How It Works:
It wasn’t long after volleyball was created in 1895 that the beach version of the game came into existence. While there are accounts of volleyball being played on the beaches of Normandy and Brittany in 1915, the true birth of beach volleyball can be traced to Santa Monica in southern California where courts were put on the beaches in the late 1920s. The first two-man beach volleyball game was played in 1930.
Following the first sponsored tour being organized in the United States in 1980, the International Volleyball Federation sanctioned its first international beach volleyball tournament on Ipanema Beach in Rio de Janeiro in 1987. In 1992-93 the FIVB created a beach volleyball department, leading to the sport being added to the Olympic program at Atlanta 1996. Three years later it debuted at the Pan American Games in Winnipeg.

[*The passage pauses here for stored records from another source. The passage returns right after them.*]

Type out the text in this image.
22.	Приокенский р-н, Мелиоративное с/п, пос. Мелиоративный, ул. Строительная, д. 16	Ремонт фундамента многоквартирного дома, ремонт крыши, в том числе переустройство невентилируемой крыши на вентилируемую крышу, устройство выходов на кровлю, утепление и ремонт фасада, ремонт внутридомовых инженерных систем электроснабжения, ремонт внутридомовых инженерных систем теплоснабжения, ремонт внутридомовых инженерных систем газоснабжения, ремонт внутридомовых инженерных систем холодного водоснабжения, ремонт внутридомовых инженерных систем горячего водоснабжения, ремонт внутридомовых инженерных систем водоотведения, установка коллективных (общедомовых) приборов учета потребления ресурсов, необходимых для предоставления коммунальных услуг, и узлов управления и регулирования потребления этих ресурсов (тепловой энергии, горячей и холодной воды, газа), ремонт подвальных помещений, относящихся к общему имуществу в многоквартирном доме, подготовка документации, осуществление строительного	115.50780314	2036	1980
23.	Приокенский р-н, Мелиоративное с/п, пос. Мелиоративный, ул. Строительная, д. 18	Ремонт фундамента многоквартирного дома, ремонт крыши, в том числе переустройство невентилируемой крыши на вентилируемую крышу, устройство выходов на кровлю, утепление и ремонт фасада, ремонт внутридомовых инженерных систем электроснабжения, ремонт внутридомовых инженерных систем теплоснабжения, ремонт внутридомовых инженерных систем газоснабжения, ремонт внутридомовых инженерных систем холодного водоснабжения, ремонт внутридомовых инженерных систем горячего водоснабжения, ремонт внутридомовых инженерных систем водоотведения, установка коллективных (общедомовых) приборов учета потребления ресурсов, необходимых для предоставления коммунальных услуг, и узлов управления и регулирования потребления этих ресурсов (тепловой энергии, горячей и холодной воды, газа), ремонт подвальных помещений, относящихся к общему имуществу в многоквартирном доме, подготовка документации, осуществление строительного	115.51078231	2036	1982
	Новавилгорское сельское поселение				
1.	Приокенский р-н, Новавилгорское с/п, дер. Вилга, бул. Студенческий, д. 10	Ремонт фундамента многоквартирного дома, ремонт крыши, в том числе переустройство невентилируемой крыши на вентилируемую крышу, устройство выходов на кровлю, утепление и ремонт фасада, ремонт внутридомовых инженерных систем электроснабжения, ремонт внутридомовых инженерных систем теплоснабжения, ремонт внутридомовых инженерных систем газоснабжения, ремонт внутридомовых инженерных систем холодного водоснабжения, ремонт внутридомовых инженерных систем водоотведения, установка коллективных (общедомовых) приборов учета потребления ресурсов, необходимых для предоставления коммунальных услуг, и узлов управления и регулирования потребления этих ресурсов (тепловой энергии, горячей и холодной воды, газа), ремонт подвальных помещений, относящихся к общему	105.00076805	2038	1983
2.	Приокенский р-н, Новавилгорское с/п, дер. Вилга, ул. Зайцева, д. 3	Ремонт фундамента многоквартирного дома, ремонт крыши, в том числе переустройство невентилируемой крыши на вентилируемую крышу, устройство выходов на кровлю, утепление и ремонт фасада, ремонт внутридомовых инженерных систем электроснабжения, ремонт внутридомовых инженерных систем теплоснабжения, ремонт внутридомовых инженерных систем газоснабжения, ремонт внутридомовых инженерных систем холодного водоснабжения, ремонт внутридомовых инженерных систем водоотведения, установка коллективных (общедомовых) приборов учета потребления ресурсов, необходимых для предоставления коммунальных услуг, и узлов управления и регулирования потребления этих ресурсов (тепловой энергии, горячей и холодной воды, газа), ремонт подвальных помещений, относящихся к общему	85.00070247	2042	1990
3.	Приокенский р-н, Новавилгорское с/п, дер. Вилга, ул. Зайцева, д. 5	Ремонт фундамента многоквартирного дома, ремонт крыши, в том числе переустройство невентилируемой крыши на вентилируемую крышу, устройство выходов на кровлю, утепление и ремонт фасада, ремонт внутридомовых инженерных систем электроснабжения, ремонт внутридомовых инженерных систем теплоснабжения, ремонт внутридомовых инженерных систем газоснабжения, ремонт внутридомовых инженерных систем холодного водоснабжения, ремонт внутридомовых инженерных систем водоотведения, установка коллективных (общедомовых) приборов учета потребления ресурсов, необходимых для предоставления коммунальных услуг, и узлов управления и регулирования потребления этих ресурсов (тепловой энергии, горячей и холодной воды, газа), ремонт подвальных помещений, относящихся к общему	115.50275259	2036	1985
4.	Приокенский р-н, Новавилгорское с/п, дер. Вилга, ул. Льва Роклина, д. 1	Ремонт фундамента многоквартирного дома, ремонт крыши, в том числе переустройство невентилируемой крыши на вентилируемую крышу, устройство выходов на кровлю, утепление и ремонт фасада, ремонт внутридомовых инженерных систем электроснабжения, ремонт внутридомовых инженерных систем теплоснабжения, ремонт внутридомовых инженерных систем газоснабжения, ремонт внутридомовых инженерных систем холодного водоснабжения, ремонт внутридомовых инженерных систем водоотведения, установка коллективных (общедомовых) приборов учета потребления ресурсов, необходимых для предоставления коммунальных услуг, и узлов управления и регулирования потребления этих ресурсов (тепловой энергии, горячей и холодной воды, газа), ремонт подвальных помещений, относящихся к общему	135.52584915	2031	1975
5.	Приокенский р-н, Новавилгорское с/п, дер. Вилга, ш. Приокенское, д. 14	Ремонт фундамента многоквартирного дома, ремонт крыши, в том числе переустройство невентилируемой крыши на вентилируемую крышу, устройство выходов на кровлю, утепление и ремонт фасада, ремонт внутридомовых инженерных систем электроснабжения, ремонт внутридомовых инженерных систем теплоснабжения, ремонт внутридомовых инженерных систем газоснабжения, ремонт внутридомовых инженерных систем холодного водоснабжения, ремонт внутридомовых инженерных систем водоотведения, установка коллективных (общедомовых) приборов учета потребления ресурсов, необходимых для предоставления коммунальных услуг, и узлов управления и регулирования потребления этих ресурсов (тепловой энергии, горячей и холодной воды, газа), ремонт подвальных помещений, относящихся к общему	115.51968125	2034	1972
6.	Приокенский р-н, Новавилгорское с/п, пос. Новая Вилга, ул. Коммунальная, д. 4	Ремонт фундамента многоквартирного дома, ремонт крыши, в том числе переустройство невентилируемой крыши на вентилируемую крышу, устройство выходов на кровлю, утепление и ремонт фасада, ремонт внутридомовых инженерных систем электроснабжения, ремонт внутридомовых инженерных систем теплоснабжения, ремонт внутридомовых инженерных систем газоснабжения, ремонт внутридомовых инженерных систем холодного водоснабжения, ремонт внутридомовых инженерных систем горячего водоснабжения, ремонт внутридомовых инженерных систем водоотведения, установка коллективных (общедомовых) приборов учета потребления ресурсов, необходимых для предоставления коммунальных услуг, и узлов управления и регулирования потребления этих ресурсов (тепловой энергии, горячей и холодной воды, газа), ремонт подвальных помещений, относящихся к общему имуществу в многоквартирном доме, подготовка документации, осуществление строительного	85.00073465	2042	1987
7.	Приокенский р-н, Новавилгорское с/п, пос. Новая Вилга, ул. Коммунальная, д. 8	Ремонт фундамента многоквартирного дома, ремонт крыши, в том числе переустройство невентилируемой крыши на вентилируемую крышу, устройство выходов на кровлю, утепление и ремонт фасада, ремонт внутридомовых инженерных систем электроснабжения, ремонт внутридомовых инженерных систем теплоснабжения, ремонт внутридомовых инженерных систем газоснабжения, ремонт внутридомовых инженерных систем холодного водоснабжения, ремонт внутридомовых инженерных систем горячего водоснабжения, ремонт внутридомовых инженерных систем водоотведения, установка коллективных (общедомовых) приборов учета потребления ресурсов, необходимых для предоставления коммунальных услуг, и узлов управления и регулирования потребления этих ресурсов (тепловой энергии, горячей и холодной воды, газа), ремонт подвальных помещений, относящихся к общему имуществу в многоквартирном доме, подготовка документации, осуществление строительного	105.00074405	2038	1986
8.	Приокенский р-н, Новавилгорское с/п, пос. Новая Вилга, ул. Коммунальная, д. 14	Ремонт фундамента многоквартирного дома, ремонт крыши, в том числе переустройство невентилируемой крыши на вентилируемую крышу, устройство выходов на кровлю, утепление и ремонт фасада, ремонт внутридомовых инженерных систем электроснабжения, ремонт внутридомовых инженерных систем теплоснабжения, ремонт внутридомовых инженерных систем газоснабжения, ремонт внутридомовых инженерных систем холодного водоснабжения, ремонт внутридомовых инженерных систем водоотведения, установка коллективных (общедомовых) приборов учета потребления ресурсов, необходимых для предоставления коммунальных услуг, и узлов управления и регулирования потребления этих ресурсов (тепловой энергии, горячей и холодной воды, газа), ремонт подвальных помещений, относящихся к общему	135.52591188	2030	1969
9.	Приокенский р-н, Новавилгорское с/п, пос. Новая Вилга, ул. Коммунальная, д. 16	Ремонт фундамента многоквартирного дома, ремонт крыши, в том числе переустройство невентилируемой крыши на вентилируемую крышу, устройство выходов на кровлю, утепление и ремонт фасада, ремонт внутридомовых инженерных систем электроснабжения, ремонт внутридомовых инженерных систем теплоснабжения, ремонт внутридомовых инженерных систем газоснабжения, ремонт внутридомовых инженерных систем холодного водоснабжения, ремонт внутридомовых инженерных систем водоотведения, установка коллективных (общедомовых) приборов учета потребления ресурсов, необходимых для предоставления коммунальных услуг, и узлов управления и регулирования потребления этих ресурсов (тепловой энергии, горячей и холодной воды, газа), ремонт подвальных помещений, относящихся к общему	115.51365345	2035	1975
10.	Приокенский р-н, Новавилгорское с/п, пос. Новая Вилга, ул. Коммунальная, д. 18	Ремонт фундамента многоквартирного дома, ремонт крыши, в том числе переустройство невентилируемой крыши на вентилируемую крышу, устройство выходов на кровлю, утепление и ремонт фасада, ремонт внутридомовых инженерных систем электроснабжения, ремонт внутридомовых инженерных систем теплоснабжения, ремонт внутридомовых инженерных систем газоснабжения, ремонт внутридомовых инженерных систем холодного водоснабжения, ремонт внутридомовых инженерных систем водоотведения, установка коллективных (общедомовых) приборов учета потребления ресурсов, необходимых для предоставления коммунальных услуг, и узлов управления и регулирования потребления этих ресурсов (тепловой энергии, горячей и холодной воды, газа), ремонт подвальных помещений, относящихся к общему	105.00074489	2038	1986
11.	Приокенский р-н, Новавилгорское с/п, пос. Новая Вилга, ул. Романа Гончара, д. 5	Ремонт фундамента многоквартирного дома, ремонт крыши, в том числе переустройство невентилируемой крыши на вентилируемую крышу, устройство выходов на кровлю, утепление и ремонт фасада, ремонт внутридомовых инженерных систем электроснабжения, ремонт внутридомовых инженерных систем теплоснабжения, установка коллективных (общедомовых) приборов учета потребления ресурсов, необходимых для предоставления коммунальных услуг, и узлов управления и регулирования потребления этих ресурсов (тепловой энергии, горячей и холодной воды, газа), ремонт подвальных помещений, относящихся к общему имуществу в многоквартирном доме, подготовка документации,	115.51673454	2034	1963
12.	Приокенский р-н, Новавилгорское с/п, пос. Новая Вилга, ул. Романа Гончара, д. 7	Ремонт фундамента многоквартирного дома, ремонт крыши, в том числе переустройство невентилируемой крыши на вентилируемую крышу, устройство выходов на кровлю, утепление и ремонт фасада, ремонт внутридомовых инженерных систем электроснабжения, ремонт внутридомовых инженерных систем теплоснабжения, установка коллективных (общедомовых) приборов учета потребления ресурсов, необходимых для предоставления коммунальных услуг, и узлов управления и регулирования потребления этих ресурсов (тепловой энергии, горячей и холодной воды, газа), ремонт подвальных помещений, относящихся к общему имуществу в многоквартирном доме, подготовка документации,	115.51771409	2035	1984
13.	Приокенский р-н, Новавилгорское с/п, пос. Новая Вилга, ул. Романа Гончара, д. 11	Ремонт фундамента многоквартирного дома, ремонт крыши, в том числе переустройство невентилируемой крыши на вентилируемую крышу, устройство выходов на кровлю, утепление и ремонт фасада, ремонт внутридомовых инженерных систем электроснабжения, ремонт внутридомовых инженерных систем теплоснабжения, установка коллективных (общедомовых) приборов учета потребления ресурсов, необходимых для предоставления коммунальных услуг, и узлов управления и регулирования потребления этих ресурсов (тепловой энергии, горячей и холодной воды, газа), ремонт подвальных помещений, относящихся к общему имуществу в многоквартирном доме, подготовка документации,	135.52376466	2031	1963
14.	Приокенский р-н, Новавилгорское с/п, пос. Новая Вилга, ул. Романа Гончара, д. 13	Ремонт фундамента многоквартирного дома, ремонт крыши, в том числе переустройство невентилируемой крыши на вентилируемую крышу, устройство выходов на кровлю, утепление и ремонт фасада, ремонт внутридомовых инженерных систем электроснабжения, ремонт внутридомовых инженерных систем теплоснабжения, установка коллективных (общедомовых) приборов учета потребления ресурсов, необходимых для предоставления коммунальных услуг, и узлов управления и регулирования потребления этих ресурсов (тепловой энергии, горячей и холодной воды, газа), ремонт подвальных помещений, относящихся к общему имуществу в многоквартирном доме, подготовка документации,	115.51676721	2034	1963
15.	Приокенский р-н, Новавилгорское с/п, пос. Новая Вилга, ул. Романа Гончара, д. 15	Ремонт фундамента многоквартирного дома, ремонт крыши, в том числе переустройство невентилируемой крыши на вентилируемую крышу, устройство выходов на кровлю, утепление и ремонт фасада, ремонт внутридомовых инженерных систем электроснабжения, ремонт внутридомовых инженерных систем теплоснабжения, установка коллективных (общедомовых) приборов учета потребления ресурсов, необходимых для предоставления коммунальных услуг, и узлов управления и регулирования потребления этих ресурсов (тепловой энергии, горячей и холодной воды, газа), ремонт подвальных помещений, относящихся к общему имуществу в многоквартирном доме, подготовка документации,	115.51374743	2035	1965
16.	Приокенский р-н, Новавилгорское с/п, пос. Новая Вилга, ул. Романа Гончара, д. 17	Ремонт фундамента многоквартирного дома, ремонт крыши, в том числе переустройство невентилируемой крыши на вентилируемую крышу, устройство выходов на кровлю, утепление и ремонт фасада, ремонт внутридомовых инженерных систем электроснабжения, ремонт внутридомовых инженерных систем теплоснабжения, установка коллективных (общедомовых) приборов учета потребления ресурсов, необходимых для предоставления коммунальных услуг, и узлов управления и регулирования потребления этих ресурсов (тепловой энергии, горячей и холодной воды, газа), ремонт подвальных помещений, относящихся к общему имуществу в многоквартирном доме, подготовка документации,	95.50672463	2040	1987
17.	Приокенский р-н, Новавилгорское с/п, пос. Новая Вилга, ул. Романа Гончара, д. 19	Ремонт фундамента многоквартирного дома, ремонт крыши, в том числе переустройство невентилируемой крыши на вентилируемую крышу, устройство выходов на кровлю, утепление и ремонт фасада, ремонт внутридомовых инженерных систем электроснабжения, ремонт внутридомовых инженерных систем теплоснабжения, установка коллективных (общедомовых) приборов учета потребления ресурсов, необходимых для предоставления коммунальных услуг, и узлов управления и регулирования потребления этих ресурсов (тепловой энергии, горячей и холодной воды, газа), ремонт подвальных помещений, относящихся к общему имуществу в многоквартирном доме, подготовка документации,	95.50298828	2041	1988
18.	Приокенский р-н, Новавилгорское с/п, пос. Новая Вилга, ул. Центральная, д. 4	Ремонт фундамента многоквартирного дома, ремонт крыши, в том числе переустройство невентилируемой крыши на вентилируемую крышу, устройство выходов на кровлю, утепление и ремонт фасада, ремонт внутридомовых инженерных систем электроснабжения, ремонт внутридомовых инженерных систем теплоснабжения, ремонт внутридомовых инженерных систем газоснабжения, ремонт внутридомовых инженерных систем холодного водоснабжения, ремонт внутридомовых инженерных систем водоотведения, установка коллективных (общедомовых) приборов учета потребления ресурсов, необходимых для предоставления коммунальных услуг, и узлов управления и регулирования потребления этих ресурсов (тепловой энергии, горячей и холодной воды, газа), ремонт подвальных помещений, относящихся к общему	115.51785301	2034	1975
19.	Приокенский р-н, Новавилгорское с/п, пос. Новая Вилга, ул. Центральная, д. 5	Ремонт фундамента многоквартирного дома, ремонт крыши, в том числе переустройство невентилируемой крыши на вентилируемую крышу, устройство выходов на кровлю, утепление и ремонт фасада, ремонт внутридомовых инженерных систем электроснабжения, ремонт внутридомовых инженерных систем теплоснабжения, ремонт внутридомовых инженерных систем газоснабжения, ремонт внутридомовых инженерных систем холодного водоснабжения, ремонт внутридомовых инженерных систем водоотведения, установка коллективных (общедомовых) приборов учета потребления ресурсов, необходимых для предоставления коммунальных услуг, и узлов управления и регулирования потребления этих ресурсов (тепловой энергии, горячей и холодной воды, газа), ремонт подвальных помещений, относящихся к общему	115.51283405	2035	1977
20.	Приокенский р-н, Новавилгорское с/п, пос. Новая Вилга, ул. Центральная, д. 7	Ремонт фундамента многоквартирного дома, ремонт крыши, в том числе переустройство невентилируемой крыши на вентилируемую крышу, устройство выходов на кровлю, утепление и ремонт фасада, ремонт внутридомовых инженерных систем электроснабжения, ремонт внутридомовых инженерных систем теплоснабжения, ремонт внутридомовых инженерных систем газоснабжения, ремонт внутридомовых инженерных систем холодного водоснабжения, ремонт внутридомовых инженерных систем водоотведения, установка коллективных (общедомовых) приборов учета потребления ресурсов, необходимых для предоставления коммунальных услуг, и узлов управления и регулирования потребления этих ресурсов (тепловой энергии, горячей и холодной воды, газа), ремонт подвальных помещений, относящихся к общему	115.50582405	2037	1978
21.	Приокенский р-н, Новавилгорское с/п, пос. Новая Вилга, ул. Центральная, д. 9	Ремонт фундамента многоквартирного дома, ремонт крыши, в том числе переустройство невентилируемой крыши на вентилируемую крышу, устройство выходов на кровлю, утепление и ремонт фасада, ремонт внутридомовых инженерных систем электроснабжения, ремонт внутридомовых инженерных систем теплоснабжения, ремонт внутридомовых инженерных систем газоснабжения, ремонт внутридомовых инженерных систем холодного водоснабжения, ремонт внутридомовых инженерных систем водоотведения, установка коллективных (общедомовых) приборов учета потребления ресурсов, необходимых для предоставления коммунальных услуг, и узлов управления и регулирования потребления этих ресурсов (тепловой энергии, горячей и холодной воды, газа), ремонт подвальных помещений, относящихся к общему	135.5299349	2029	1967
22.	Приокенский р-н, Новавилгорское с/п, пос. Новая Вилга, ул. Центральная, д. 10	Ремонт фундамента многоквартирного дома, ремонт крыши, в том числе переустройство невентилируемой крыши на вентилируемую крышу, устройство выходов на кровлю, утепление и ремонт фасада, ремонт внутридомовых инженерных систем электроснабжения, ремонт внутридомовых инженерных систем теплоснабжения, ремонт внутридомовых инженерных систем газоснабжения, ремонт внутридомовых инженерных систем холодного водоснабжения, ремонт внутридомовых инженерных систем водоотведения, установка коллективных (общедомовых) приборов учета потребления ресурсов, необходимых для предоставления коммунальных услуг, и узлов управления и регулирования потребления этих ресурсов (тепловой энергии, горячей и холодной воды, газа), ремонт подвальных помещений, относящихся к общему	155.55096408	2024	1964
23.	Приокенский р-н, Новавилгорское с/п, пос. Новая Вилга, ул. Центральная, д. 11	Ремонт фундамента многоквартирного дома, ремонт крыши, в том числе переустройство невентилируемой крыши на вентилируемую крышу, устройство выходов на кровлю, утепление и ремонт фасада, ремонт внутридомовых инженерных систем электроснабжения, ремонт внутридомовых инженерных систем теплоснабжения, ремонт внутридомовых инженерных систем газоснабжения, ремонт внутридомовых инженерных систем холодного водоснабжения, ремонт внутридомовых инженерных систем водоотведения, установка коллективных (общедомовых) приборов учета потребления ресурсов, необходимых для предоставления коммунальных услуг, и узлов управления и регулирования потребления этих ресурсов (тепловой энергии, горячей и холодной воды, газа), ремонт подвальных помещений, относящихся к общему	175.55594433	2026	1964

The playing court for beach volleyball is 16m x 8m, in contrast to the indoor volleyball court which is 18m x 9m. The sand must be at least 40cm deep and composed of fine loosely compacted grains. The nets are at the same height as the indoor game, 2.43m for men and 2.24m for women.
All matches are a best-of-three format. The first two sets go to 21 points, with a winning margin of two points, while a third and deciding set goes to 15 points, with a winning margin of two points. Teams can score a point by winning a rally, regardless of who served.